When done right, films about food naturally also touch on larger subjects like love, ambition, and artistic fulfillment. But Daniel Cohen’s Le Chef does little more than illuminate the superficiality of the restaurant business.
Jacky (Michaël Youn) is an upstart chef who can’t hold down a job and idolizes Alexandre Lagarde (Jean Reno), a bastion of classic French cooking. After Alexandre serendipitously tastes Jacky’s food, Jacky is invited to work at Cargo Lagarde, a three-star restaurant being threatened with conversion to molecular cuisine by its slimy new owner (Julien Boisselier).
It’s a breezy enough setup that makes use of Reno and Youn’s comedic rapport, but Cohen makes the mistake of herding his characters into a one-sided discourse about molecular gastronomy, summed up by a scene in which a Spanish expert (Santiago Segura), whose halting French is played for laughs, attempts to teach Alexandre and Jacky his secrets and makes an explosive mess of the kitchen. Though Reno’s Alexandre huffs and puffs at his underlings with gusto, it’s the young Jacky who does most of the heavy lifting in the pair’s quest to create a new menu, and Youn, who looks a little like a sincere, stagy Jason Bateman, is responsible for nearly all of the story’s relatability.

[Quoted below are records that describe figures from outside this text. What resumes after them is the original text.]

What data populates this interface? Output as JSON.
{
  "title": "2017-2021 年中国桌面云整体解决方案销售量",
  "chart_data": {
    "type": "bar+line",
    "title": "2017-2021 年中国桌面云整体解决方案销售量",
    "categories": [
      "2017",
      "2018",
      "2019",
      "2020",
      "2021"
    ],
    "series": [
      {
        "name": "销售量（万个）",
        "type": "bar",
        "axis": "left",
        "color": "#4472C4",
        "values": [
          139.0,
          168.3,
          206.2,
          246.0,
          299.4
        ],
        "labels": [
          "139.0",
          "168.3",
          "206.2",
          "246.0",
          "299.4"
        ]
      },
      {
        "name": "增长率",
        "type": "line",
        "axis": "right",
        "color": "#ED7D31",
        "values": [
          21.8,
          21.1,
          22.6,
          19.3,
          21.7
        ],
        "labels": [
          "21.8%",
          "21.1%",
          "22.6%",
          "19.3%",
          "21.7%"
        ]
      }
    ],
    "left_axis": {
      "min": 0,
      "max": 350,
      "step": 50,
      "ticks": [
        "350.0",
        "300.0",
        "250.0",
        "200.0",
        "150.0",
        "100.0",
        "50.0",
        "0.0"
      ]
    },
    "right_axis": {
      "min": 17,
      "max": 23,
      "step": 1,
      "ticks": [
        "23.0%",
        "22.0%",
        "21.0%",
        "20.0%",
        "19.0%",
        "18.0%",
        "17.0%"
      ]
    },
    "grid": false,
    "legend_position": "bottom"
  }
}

He even (kind of) resolves the ideological debate: We’re told that Jacky has successfully combined traditional and trendy techniques in a final culinary feat that he himself declares “impossible.” But Le Chef‘s topical gestures will only date it, as will the regrettable scene in which Jacky and Alexandre infiltrate a faddish rival restaurant costumed as a geisha and a samurai. In a film concerned with integrity, it’s an embarrassingly tasteless bit that makes both characters less palatable.